The 2012/05/25 at 05:30
Marie Luginsland, in Spires
“At least one woman in the final selection.” This is what major German companies demand today from Christine Stimpel, Managing Partner of the firm Heidrick & Struggles and Germany Chairman for the AESC (Association of Executive Search Consultants). “Pressure doesn’t come so much from current public discussion as from the will of industries themselves. They really want to take up the challenge and to introduce more women to their upper management,” she notes. She states that “demand is all the more pressing when it’s a matter of filling chairs in executive boards. In such cases, it is often a matter of finding a female candidate exclusively.”
Generally speaking, these demands are transversal for all branches with the exception of certain sectors such as automobiles or the energy sector, which remain the preserve of males. In addition, as Christine Stimpel points out, it is more and more common that “the contract between the company and the recruitment firm stipulate the presentation of women in the final selection”.
This is nothing short of a revolution as Germany still lags behind in terms of gender equality. As revealed by an OECD survey at the start of March, a 22% gap separates male and female salaries in Germany, whereas the figure is an average of 16% in industrialised countries. And this is without taking into account the issue of female access to positions of responsibility. Out of the thirty companies listed on the DAX (German CAC 40), only nine executive board positions are held by women, and two of these date from this month only!

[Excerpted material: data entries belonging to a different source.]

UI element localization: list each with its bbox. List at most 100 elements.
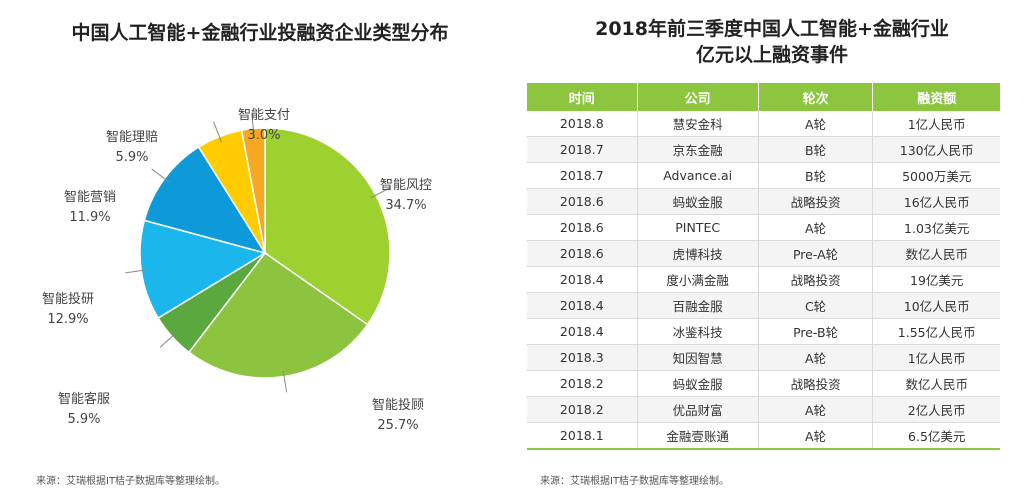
table-row: 2018.6 虎博科技 Pre-A轮 数亿人民币 xyxy=(527,240,1000,267)
table-row: 2018.6 蚂蚁金服 战略投资 16亿人民币 xyxy=(527,188,1000,215)
table-row: 2018.2 蚂蚁金服 战略投资 数亿人民币 xyxy=(527,370,1000,397)
cell-round: C轮 xyxy=(758,292,874,319)
cell-amount: 10亿人民币 xyxy=(872,292,1000,319)
cell-round: Pre-A轮 xyxy=(758,240,874,267)
pie-label-value: 5.9% xyxy=(115,150,149,165)
left-source-note: 来源：艾瑞根据IT桔子数据库等整理绘制。 xyxy=(36,476,226,487)
cell-round: A轮 xyxy=(758,214,874,241)
cell-company: 金融壹账通 xyxy=(637,422,759,450)
table-row: 2018.1 金融壹账通 A轮 6.5亿美元 xyxy=(527,422,1000,450)
cell-round: A轮 xyxy=(758,344,874,371)
cell-company: 虎博科技 xyxy=(637,240,759,267)
pie-label-smart-risk-control: 智能风控 34.7% xyxy=(380,176,432,216)
cell-time: 2018.4 xyxy=(527,266,638,293)
cell-time: 2018.7 xyxy=(527,136,638,163)
pie-label-name: 智能营销 xyxy=(64,190,117,205)
pie-chart xyxy=(125,112,391,393)
cell-amount: 1.55亿人民币 xyxy=(872,318,1000,345)
cell-amount: 数亿人民币 xyxy=(872,370,1000,397)
cell-company: 蚂蚁金服 xyxy=(637,370,759,397)
cell-amount: 5000万美元 xyxy=(872,162,1000,189)
pie-leader-line xyxy=(151,168,170,183)
pie-label-smart-claims: 智能理赔 5.9% xyxy=(106,128,158,168)
pie-chart-title: 中国人工智能+金融行业投融资企业类型分布 xyxy=(71,22,449,44)
pie-label-value: 11.9% xyxy=(69,210,111,225)
table-row: 2018.2 优品财富 A轮 2亿人民币 xyxy=(527,396,1000,423)
cell-round: A轮 xyxy=(758,396,874,423)
cell-round: 战略投资 xyxy=(758,188,874,215)
cell-round: A轮 xyxy=(758,111,874,137)
table-title: 2018年前三季度中国人工智能+金融行业 亿元以上融资事件 xyxy=(520,16,1024,68)
pie-label-smart-advisor: 智能投顾 25.7% xyxy=(372,396,424,436)
cell-amount: 1.03亿美元 xyxy=(872,214,1000,241)
cell-time: 2018.6 xyxy=(527,188,638,215)
pie-label-smart-marketing: 智能营销 11.9% xyxy=(64,188,116,228)
pie-label-name: 智能风控 xyxy=(380,178,433,193)
cell-time: 2018.2 xyxy=(527,396,638,423)
pie-label-name: 智能客服 xyxy=(58,392,111,407)
cell-round: B轮 xyxy=(758,162,874,189)
cell-company: 优品财富 xyxy=(637,396,759,423)
pie-label-name: 智能投顾 xyxy=(372,398,425,413)
pie-leader-line xyxy=(251,112,255,135)
pie-label-smart-research: 智能投研 12.9% xyxy=(42,290,94,330)
cell-company: 知因智慧 xyxy=(637,344,759,371)
table-row: 2018.8 慧安金科 A轮 1亿人民币 xyxy=(527,111,1000,137)
cell-company: Advance.ai xyxy=(637,162,759,189)
cell-round: 战略投资 xyxy=(758,266,874,293)
cell-round: B轮 xyxy=(758,136,874,163)
cell-amount: 6.5亿美元 xyxy=(872,422,1000,450)
cell-company: 度小满金融 xyxy=(637,266,759,293)
table-row: 2018.6 PINTEC A轮 1.03亿美元 xyxy=(527,214,1000,241)
pie-label-value: 25.7% xyxy=(377,418,419,433)
cell-company: PINTEC xyxy=(637,214,759,241)
table-header-row: 时间 公司 轮次 融资额 xyxy=(527,83,1000,111)
pie-label-smart-payment: 智能支付 3.0% xyxy=(238,106,290,146)
cell-company: 京东金融 xyxy=(637,136,759,163)
cell-time: 2018.6 xyxy=(527,240,638,267)
cell-time: 2018.2 xyxy=(527,370,638,397)
cell-time: 2018.4 xyxy=(527,318,638,345)
cell-amount: 1亿人民币 xyxy=(872,111,1000,137)
cell-amount: 2亿人民币 xyxy=(872,396,1000,423)
pie-leader-line xyxy=(159,332,177,348)
cell-company: 慧安金科 xyxy=(637,111,759,137)
pie-label-smart-customer-service: 智能客服 5.9% xyxy=(58,390,110,430)
pie-label-value: 5.9% xyxy=(67,412,101,427)
cell-round: Pre-B轮 xyxy=(758,318,874,345)
header-company: 公司 xyxy=(637,83,759,111)
header-time: 时间 xyxy=(527,83,638,111)
cell-amount: 16亿人民币 xyxy=(872,188,1000,215)
cell-round: 战略投资 xyxy=(758,370,874,397)
cell-time: 2018.1 xyxy=(527,422,638,450)
table-title-line2: 亿元以上融资事件 xyxy=(695,44,848,66)
pie-label-name: 智能投研 xyxy=(42,292,95,307)
cell-amount: 1亿人民币 xyxy=(872,344,1000,371)
table-row: 2018.4 度小满金融 战略投资 19亿美元 xyxy=(527,266,1000,293)
right-source-note: 来源：艾瑞根据IT桔子数据库等整理绘制。 xyxy=(540,476,730,487)
cell-company: 百融金服 xyxy=(637,292,759,319)
pie-leader-line xyxy=(370,187,391,199)
cell-company: 冰鉴科技 xyxy=(637,318,759,345)
financing-table: 时间 公司 轮次 融资额 2018.8 慧安金科 A轮 1亿人民币 2018.7 京东金融… xyxy=(527,83,1000,450)
pie-leader-line xyxy=(213,121,223,143)
pie-leader-line xyxy=(125,269,148,274)
cell-time: 2018.4 xyxy=(527,292,638,319)
pie-label-name: 智能支付 xyxy=(238,108,291,123)
table-row: 2018.4 百融金服 C轮 10亿人民币 xyxy=(527,292,1000,319)
pie-label-value: 3.0% xyxy=(247,128,281,143)
cell-company: 蚂蚁金服 xyxy=(637,188,759,215)
cell-amount: 19亿美元 xyxy=(872,266,1000,293)
cell-time: 2018.7 xyxy=(527,162,638,189)
cell-time: 2018.8 xyxy=(527,111,638,137)
header-amount: 融资额 xyxy=(872,83,1000,111)
table-row: 2018.4 冰鉴科技 Pre-B轮 1.55亿人民币 xyxy=(527,318,1000,345)
table-row: 2018.7 京东金融 B轮 130亿人民币 xyxy=(527,136,1000,163)
cell-round: A轮 xyxy=(758,422,874,450)
table-title-line1: 2018年前三季度中国人工智能+金融行业 xyxy=(595,18,949,40)
table-row: 2018.7 Advance.ai B轮 5000万美元 xyxy=(527,162,1000,189)
header-round: 轮次 xyxy=(758,83,874,111)
pie-label-value: 12.9% xyxy=(47,312,89,327)
pie-label-name: 智能理赔 xyxy=(106,130,159,145)
table-row: 2018.3 知因智慧 A轮 1亿人民币 xyxy=(527,344,1000,371)
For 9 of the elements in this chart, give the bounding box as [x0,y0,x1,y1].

Still decried in the 1990s, female quotas – practically considered offensive at that time – are today considered to be a beneficial measure for bringing women access to upper-level positions in a country where a shortage in qualified labour can be sorely felt.
Always having had trouble shedding its image as a country where females guard the family hearths, Germany is nevertheless changing, little by little. As part of its evolution, Deutsche Telekom set an example by announcing that by 2013, on an international level, 30% of its middle and upper management positions would be held by women. A close watch on these measures, accompanied by crèche availability and flexible working times, is being kept by other German groups such as HypoVereinsbank. Or else the Metro group, which also wishes to see, in the next two and a half years, 25% of its management positions held by women.

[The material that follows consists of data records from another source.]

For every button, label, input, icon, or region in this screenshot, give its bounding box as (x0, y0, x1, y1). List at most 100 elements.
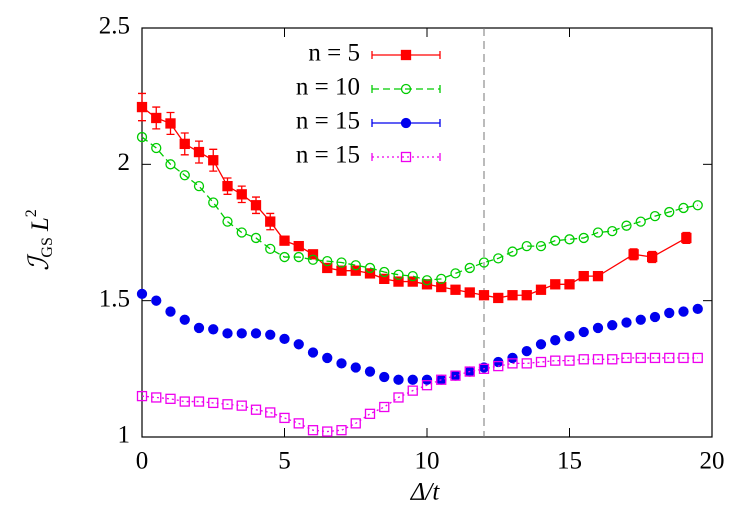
marker (307, 254, 319, 265)
marker (322, 255, 333, 267)
marker (222, 399, 233, 410)
marker (550, 279, 561, 290)
marker (421, 374, 433, 385)
marker (407, 385, 418, 396)
marker (421, 380, 433, 391)
marker (550, 355, 561, 366)
marker (379, 371, 390, 383)
marker (421, 275, 433, 286)
marker (364, 366, 376, 377)
marker (464, 366, 475, 377)
marker (664, 352, 675, 364)
marker (307, 347, 319, 358)
series: n = 5 (136, 40, 692, 304)
marker (678, 202, 689, 214)
marker (379, 266, 390, 278)
marker (265, 243, 276, 255)
marker (336, 265, 347, 276)
marker (236, 400, 247, 411)
x-axis-label: Δ/t (410, 479, 441, 506)
marker (208, 197, 219, 208)
marker (607, 320, 618, 331)
marker (649, 210, 661, 222)
marker (322, 262, 333, 274)
marker (279, 235, 290, 246)
marker (493, 253, 504, 264)
marker (400, 49, 412, 61)
marker (400, 83, 412, 95)
marker (165, 393, 176, 404)
marker (635, 314, 646, 325)
marker (322, 352, 333, 364)
y-tick-label: 1.5 (99, 285, 130, 312)
x-tick-label: 5 (278, 448, 291, 475)
y-tick-label: 2.5 (99, 13, 130, 40)
marker (322, 426, 333, 437)
marker (478, 363, 490, 374)
marker (647, 251, 658, 263)
y-tick-label: 2 (118, 149, 131, 176)
marker (521, 290, 532, 301)
marker (236, 227, 247, 238)
marker (578, 232, 589, 244)
marker (592, 354, 604, 365)
marker (621, 220, 632, 231)
y-label-power: 2 (23, 209, 40, 217)
marker (222, 216, 233, 227)
marker (379, 273, 390, 285)
series: n = 10 (136, 74, 703, 286)
series-line (141, 357, 698, 433)
marker (478, 257, 490, 268)
marker (678, 306, 689, 317)
marker (478, 290, 490, 301)
marker (535, 339, 547, 350)
marker (521, 240, 532, 252)
marker (136, 390, 148, 402)
legend-label: n = 15 (296, 142, 360, 169)
marker (307, 249, 319, 260)
marker (293, 339, 304, 350)
marker (265, 407, 276, 418)
y-label-subscript: GS (39, 237, 56, 257)
marker (450, 284, 461, 295)
marker (151, 142, 162, 154)
marker (407, 374, 418, 385)
x-tick-label: 10 (415, 448, 440, 475)
marker (681, 232, 692, 244)
marker (379, 401, 390, 413)
marker (400, 151, 412, 163)
marker (578, 270, 589, 282)
marker (578, 326, 589, 338)
marker (507, 246, 518, 257)
marker (165, 159, 176, 170)
marker (364, 262, 376, 274)
marker (535, 240, 547, 252)
marker (407, 270, 418, 282)
marker (535, 356, 547, 368)
marker (151, 295, 162, 306)
marker (179, 396, 190, 407)
legend-label: n = 15 (296, 108, 360, 135)
marker (436, 273, 447, 285)
marker (407, 276, 418, 287)
marker (635, 352, 646, 364)
marker (250, 328, 262, 339)
marker (521, 345, 532, 357)
marker (436, 281, 447, 293)
marker (493, 292, 504, 304)
marker (436, 374, 447, 385)
marker (535, 284, 547, 295)
marker (336, 425, 347, 436)
marker (279, 412, 290, 424)
marker (521, 358, 532, 369)
marker (265, 329, 276, 340)
marker (450, 370, 461, 381)
marker (664, 307, 675, 319)
marker (664, 206, 675, 218)
marker (222, 180, 233, 192)
marker (151, 112, 162, 124)
legend-label: n = 10 (296, 74, 360, 101)
marker (621, 317, 632, 328)
marker (649, 352, 661, 364)
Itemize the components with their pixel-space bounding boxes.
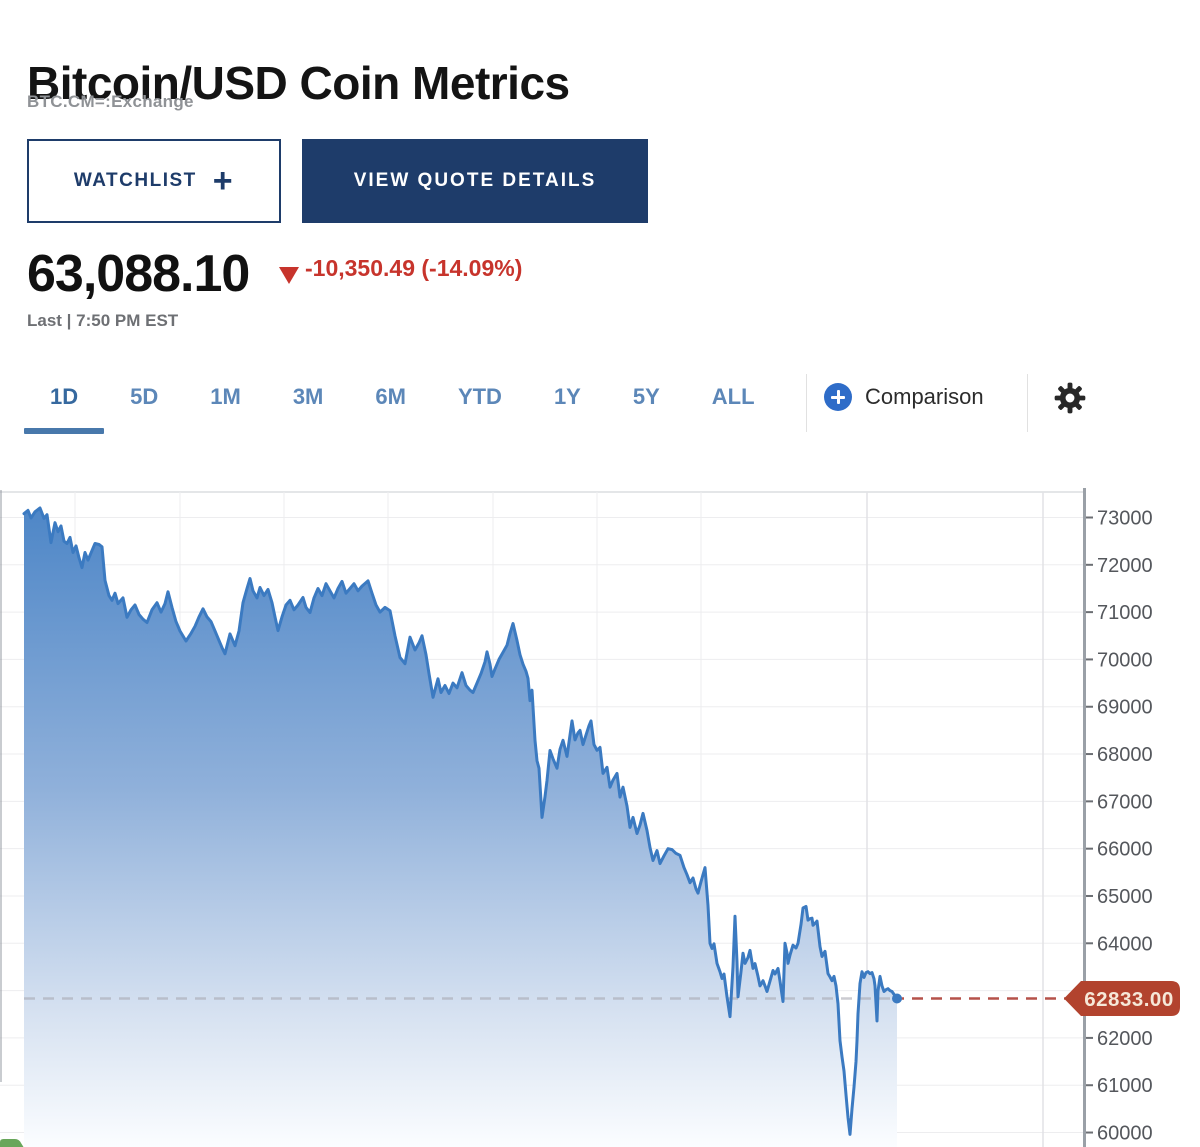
symbol-exchange: BTC.CM=:Exchange bbox=[27, 92, 194, 111]
price-change: -10,350.49 (-14.09%) bbox=[305, 255, 523, 281]
comparison-button[interactable]: Comparison bbox=[824, 383, 984, 411]
price-area-fill bbox=[24, 508, 897, 1147]
toolbar-divider bbox=[806, 374, 807, 432]
y-axis-label: 69000 bbox=[1097, 697, 1153, 719]
y-axis-label: 67000 bbox=[1097, 791, 1153, 813]
tab-ytd[interactable]: YTD bbox=[457, 384, 502, 409]
y-axis-label: 60000 bbox=[1097, 1123, 1153, 1145]
y-axis-label: 65000 bbox=[1097, 886, 1153, 908]
tab-6m[interactable]: 6M bbox=[375, 384, 406, 409]
down-arrow-icon bbox=[279, 267, 299, 284]
y-axis-label: 62000 bbox=[1097, 1028, 1153, 1050]
plus-circle-icon bbox=[824, 383, 852, 411]
tab-5d[interactable]: 5D bbox=[130, 384, 159, 409]
tab-all[interactable]: ALL bbox=[711, 384, 755, 409]
tab-5y[interactable]: 5Y bbox=[632, 384, 660, 409]
y-axis-label: 72000 bbox=[1097, 555, 1153, 577]
watchlist-button[interactable]: WATCHLIST + bbox=[27, 139, 281, 223]
y-axis-label: 70000 bbox=[1097, 649, 1153, 671]
y-axis-label: 71000 bbox=[1097, 602, 1153, 624]
last-price-tag bbox=[1064, 981, 1180, 1017]
tab-1y[interactable]: 1Y bbox=[553, 384, 581, 409]
last-price-dot bbox=[892, 993, 902, 1004]
y-axis-label: 61000 bbox=[1097, 1075, 1153, 1097]
y-axis-label: 73000 bbox=[1097, 508, 1153, 530]
last-price: 63,088.10 bbox=[27, 245, 250, 303]
last-timestamp: Last | 7:50 PM EST bbox=[27, 311, 179, 330]
view-quote-details-button[interactable]: VIEW QUOTE DETAILS bbox=[302, 139, 648, 223]
tab-1m[interactable]: 1M bbox=[210, 384, 241, 409]
price-line bbox=[22, 506, 899, 1136]
view-quote-details-label: VIEW QUOTE DETAILS bbox=[353, 170, 597, 191]
comparison-label: Comparison bbox=[865, 384, 984, 409]
y-axis-label: 68000 bbox=[1097, 744, 1153, 766]
y-axis-label: 64000 bbox=[1097, 933, 1153, 955]
page-title: Bitcoin/USD Coin Metrics bbox=[27, 56, 570, 109]
y-axis-label: 66000 bbox=[1097, 839, 1153, 861]
toolbar-divider bbox=[1027, 374, 1028, 432]
chart-settings-button[interactable] bbox=[1052, 380, 1088, 421]
range-tabs: 1D 5D 1M 3M 6M YTD 1Y 5Y ALL bbox=[23, 384, 755, 434]
last-price-tag-label: 62833.00 bbox=[1084, 988, 1174, 1011]
chat-widget-peek[interactable] bbox=[0, 1139, 24, 1147]
watchlist-button-label: WATCHLIST bbox=[73, 170, 197, 191]
tab-3m[interactable]: 3M bbox=[292, 384, 324, 409]
chart-toolbar: 1D 5D 1M 3M 6M YTD 1Y 5Y ALL Comparison bbox=[0, 372, 1200, 434]
gear-icon bbox=[1054, 382, 1086, 414]
action-buttons: WATCHLIST + VIEW QUOTE DETAILS bbox=[27, 139, 648, 223]
tab-1d[interactable]: 1D bbox=[23, 384, 105, 434]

Christine Stimple states that she experiences no difficulties in suggesting suitable female candidates to her clients. “We have on our registers over 12,000 women who entirely meet the criteria of these positions remunerated at upwards of 180,000 euros. These are candidates aged over 35 years, with doctorates and international experience,” she describes. The only obstacle standing in the way of companies is scepticism about female career paths that are often much less linear than those of their male rivals.